Ive decided to write a guide on how to get root on most linux systems after forgetting the local password to my server. This should work on most linux systems as long as the root partition is not encrypted or grub is password protected.
First step to edit the boot parameters. All you have todo is press e when prompted by grub on what to boot.
Now scroll down until you see a linux16 or linux line and append "init=/bin/bash" to the end of it
press ctrl+x or F10 to boot and you will be prompted with a root shell running bash
note that root with be mounted as read-only so we will need to remount root. just type "mount -o remount,rw /" to allowing writing files to root
It is surprisingly easy to get root on any linux computer where you have a couple of minutes and access to the bootloader. What could be done from here? You could install something like a key logger or flash a malicious bios onto the system. The list goes on because root has access to all software and hardware on the system with no protections.
So what can do you to protect against this attack?
Add a password to grub Encrypt the OS Set a boot password Dont let people you cant trust onto your machine
But all of this only protects against this attack. You still wont be protected against something like a privilege escalation exploit or someone just plugging your drive into another computer.
You and/or @ivailo ought to be given the "Synchronicity of Posts" badge or some such. Your useful tips and concomitant paranoia are in eerie harmony. Still, can't point out these kinds of things too often - they are, at the same time, both useful and dangerous. Thanks for the post.
ive actually had to do this, after a systemd update killed systemd; endless errors, for hours on boot. would never boot to a point where you could even get a prompt. probably because systemd was seemingly unable to mount / .
did this and bam could undo the fscking systemd update. system would boot once again
the goal of pointing out this kind of stuff is too inform the public about such things. They are still vulnerable to something like this whether they know about it or not.
You dont have good security by just ignoring this kind of stuff
I read something a couple years ago where Ubuntu users were complaining that you could drop a root shell in its recovery mode and they thought it was a serious security issue, they didn't understand the concept that if somebody has physical access to your device then it isn't yours anymore. It is the same with many general computer users thinking that the password to login to the OS protects all of their data but we know that isn't true, you can just pull the drive and put it in another computer and everything is readable, this case is no different and people need to understand the risks involved with physical device access. Full drive encryption seems to be the most effective solution to attacks like this and I would recommend that people start doing it at least on portable devices like laptops as they can be stolen/taken more easily.
As a aside note, this still works on systems with encrypted drives, it just drops the shell after you've typed in the paraphrase to unlock it.
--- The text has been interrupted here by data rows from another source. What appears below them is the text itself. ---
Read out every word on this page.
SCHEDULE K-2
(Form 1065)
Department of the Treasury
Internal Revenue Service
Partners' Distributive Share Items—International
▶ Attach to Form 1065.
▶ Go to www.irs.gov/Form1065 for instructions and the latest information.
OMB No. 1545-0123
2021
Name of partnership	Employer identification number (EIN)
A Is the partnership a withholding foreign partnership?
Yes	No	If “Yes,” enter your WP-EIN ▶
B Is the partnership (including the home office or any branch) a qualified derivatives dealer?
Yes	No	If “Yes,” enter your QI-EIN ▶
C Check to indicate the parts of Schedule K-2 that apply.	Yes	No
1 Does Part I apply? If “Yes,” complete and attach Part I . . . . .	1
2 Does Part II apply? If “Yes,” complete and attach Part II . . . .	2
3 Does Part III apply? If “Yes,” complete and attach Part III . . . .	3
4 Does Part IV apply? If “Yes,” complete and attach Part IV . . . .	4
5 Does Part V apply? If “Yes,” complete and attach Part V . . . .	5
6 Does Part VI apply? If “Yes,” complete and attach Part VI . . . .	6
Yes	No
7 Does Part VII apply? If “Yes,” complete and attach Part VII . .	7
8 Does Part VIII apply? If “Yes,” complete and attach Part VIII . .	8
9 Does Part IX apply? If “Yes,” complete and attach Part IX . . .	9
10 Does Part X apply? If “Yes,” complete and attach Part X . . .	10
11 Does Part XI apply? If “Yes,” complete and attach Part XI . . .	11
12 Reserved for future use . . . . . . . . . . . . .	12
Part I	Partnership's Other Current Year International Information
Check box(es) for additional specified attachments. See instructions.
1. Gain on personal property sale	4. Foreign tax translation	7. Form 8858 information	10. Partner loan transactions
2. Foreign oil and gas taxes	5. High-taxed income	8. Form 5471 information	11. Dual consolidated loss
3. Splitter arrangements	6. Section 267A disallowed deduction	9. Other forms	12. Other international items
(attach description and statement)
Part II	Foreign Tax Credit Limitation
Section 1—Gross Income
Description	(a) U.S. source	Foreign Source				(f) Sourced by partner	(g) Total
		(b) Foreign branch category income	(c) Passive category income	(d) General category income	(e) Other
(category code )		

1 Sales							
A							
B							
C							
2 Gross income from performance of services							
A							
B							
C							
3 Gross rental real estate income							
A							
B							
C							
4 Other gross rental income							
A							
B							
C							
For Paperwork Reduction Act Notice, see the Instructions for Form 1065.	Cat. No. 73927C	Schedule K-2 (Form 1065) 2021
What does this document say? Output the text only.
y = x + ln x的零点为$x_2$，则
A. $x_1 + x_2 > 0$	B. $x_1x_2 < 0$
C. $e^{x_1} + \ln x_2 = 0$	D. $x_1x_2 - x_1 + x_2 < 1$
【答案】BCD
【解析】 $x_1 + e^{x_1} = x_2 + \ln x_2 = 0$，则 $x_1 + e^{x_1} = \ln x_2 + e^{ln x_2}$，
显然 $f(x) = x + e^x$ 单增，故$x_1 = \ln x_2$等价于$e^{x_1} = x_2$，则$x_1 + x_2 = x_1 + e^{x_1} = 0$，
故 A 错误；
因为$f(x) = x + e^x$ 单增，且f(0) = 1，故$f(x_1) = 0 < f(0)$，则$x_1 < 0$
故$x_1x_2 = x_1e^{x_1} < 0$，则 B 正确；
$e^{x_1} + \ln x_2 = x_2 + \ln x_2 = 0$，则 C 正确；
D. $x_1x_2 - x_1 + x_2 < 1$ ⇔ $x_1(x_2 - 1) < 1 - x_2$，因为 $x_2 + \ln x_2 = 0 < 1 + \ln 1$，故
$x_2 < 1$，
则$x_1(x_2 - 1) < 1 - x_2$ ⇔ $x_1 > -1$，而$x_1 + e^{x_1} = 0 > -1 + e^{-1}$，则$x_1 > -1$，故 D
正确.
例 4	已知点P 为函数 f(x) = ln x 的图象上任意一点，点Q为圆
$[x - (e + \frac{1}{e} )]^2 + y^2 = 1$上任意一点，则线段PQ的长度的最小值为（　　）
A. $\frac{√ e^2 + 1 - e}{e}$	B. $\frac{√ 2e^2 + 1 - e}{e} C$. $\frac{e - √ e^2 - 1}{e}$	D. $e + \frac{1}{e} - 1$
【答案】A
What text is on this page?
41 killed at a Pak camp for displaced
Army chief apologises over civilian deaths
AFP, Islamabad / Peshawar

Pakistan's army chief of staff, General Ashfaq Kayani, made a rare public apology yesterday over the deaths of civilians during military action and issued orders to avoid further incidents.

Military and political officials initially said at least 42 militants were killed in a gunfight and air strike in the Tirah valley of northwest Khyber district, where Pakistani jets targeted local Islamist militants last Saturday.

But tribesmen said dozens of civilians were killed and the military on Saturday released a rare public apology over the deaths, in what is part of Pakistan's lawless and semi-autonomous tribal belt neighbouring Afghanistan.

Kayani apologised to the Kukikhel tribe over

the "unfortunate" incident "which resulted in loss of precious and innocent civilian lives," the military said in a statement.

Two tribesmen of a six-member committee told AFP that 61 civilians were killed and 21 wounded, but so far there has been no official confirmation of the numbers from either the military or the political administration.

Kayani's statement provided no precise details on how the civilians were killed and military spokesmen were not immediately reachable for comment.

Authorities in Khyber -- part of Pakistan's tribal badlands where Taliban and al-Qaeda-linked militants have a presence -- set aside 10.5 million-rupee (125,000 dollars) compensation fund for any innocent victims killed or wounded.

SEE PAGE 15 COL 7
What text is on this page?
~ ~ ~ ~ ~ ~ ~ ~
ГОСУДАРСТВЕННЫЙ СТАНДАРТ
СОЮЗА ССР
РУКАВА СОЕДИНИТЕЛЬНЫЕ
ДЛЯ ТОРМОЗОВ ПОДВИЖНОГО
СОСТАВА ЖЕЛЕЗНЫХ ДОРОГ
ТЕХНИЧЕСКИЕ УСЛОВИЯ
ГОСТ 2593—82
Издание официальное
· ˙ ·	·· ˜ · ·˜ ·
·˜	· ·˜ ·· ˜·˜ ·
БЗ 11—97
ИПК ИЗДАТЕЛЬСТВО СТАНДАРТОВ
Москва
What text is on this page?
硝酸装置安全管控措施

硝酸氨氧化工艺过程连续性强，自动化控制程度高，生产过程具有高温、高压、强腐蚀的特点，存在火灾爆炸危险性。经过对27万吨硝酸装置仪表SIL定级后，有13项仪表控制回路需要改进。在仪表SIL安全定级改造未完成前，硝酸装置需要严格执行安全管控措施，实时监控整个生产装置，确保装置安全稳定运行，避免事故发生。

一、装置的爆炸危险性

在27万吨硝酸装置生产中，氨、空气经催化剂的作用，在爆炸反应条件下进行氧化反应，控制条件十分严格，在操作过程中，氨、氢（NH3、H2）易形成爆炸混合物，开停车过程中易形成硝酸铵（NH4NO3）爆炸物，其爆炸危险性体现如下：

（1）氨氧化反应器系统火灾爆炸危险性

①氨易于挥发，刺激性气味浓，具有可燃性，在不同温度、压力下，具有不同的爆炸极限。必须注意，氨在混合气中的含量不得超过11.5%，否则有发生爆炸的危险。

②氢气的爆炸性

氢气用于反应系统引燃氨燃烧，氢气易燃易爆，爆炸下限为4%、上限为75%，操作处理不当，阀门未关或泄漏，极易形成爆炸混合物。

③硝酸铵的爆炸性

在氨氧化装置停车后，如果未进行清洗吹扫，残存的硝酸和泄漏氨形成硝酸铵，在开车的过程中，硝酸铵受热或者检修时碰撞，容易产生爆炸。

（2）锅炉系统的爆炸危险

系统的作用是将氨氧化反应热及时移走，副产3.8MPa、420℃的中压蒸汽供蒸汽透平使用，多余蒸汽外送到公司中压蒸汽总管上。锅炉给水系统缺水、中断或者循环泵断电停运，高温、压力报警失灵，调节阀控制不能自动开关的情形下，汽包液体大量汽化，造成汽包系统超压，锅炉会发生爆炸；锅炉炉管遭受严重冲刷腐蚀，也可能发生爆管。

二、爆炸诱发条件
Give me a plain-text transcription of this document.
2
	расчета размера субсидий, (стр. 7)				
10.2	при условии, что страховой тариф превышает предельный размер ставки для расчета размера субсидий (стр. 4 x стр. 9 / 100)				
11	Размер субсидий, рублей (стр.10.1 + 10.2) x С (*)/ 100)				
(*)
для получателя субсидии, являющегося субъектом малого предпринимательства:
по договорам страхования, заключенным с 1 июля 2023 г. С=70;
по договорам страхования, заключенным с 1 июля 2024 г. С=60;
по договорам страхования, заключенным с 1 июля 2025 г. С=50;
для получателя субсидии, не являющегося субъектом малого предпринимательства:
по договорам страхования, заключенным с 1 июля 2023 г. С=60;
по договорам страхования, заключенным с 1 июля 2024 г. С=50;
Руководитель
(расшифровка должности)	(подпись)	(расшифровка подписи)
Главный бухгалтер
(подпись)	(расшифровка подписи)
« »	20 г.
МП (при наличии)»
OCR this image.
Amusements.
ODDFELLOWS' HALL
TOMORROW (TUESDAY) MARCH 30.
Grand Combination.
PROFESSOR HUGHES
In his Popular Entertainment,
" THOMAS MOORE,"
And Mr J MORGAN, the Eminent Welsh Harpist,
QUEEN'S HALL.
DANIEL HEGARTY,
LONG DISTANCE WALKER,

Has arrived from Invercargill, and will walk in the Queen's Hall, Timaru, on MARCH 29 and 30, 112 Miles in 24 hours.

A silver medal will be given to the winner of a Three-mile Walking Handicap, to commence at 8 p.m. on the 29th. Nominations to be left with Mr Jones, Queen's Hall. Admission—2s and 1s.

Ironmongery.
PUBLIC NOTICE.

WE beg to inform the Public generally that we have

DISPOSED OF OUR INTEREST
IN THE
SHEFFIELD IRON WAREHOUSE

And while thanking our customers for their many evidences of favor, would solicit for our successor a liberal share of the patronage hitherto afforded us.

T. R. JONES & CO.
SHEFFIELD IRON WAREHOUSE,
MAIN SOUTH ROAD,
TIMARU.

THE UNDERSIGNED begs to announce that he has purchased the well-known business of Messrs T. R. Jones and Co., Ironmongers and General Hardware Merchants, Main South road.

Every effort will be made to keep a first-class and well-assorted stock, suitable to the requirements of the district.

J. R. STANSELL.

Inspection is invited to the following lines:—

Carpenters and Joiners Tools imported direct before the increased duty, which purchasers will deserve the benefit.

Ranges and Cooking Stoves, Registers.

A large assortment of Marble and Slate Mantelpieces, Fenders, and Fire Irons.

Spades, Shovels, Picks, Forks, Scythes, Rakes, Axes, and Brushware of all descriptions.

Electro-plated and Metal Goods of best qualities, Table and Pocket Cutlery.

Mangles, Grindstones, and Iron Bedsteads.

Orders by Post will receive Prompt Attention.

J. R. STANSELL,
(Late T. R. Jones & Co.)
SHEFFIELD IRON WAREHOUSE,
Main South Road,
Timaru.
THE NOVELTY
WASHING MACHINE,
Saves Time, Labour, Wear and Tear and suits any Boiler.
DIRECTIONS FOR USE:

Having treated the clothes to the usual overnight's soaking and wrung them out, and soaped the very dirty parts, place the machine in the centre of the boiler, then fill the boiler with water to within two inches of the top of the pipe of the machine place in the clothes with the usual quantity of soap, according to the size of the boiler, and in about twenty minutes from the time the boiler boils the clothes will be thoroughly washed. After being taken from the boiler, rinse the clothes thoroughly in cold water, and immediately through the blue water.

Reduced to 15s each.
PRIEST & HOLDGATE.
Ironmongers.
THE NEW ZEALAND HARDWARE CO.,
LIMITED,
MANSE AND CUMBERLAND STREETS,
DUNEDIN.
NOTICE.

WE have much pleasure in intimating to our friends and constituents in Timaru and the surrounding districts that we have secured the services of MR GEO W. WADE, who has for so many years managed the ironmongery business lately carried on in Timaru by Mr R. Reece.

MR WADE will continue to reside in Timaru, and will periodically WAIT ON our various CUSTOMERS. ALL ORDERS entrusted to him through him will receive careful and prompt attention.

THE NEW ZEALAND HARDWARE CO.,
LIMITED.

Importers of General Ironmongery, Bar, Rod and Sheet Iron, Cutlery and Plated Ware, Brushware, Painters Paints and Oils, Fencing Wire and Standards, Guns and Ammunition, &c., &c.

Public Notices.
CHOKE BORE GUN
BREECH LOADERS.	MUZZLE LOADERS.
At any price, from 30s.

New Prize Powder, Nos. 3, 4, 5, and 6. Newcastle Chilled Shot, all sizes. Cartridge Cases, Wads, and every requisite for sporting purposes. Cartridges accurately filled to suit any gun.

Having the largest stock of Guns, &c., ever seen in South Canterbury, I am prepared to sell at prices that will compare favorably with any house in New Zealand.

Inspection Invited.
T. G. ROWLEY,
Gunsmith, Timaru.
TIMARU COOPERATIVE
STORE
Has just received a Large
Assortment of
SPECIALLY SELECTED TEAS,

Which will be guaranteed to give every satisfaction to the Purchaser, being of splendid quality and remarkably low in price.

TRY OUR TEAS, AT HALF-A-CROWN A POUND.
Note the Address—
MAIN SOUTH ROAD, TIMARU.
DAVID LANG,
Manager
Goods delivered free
if no encrypted then i think you could use a flash drive with some live version of linux to make most changes as well.....ive probably done that more than anything else
I have had to access data for friends that forget to give me their Windows passwords, when working on their computers. For data recovery purposes, in this instance, I use a Linux live USB. Quick and easy. If you are a little more brave, their are some scripts that will bypass the Windows logon completely. I don like to use them though, at least in a computer with internet access.
This is a trick I did not know. If I ever need to get into a Linux system, in order to work on it, I now know a work around.